Recent recognition of the relationship between the hantaviruses, facilitated by PCR, has coincided with an increasing realisation that they pose a threat to human health in many parts of the world and certainly whenever infected rodents are in contact with humans. The virus appears to be transmitted by aerosol from the animals' urine and faeces.

Any increase in the size of an infected rodent population almost inevitably triggers a rise in human infections. The New Mexico outbreak has been traced to a population explosion in deer mice, caused in turn by an abundance of pine nuts and grasshoppers after heavy snows disturbed the ecology of the deserts and mountains last spring. Dr Peter Kulzer, of the University of Wurzburg, writing recently in the Lancet, reported 40 cases of HFRS in Germany in the first half of 1993 - an unusually large number - which he suggests is related to a proliferation of small rodents.

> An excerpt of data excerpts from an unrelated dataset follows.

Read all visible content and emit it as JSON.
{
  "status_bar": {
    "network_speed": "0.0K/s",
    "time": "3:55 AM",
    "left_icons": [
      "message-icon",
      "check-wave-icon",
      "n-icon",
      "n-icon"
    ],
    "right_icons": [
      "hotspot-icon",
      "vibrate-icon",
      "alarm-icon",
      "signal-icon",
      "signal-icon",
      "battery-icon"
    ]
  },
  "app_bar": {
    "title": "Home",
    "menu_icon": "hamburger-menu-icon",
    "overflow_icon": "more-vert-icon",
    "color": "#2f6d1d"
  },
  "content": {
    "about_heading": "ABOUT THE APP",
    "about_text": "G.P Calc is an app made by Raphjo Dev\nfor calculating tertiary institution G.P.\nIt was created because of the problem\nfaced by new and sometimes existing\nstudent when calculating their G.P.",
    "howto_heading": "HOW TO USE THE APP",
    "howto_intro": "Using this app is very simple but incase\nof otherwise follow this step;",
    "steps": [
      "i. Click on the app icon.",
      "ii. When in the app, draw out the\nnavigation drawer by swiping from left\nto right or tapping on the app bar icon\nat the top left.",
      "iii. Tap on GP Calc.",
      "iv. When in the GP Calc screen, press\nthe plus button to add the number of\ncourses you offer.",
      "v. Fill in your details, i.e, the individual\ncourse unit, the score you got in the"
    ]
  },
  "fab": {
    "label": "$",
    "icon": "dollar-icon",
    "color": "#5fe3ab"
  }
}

There is little firm information about hantavirus infections in Britain. There were two cases in Scotland during the 1980s and earlier this year scientists at the public health laboratory in Taunton reported an acute illness in 29 patients with antibodies indicating that they had been infected with hantavirus. The most severely infected individuals developed a high fever, swelling of the face, neck and extremities, malaise lasting for months, and a tendency to haemorrhage. Many of the patients worked in rat-infested areas, and research is now in progress to determine what proportion of rodents in Somerset carry hantavirus.

Worldwide, an estimated 200,000 people are infected with a hantavirus each year, and between 4,000 and 20,000 of them die as a result. With virtually no treatment yet available, the best hope of reducing this toll, and of combating future outbreaks, rests on the development and application of vaccination - which, in turn, requires better definition of high-risk groups and the geography of the infection. And that, despite Sir MacFarlane Burnet's gloomy prognostication, means more applied molecular biology.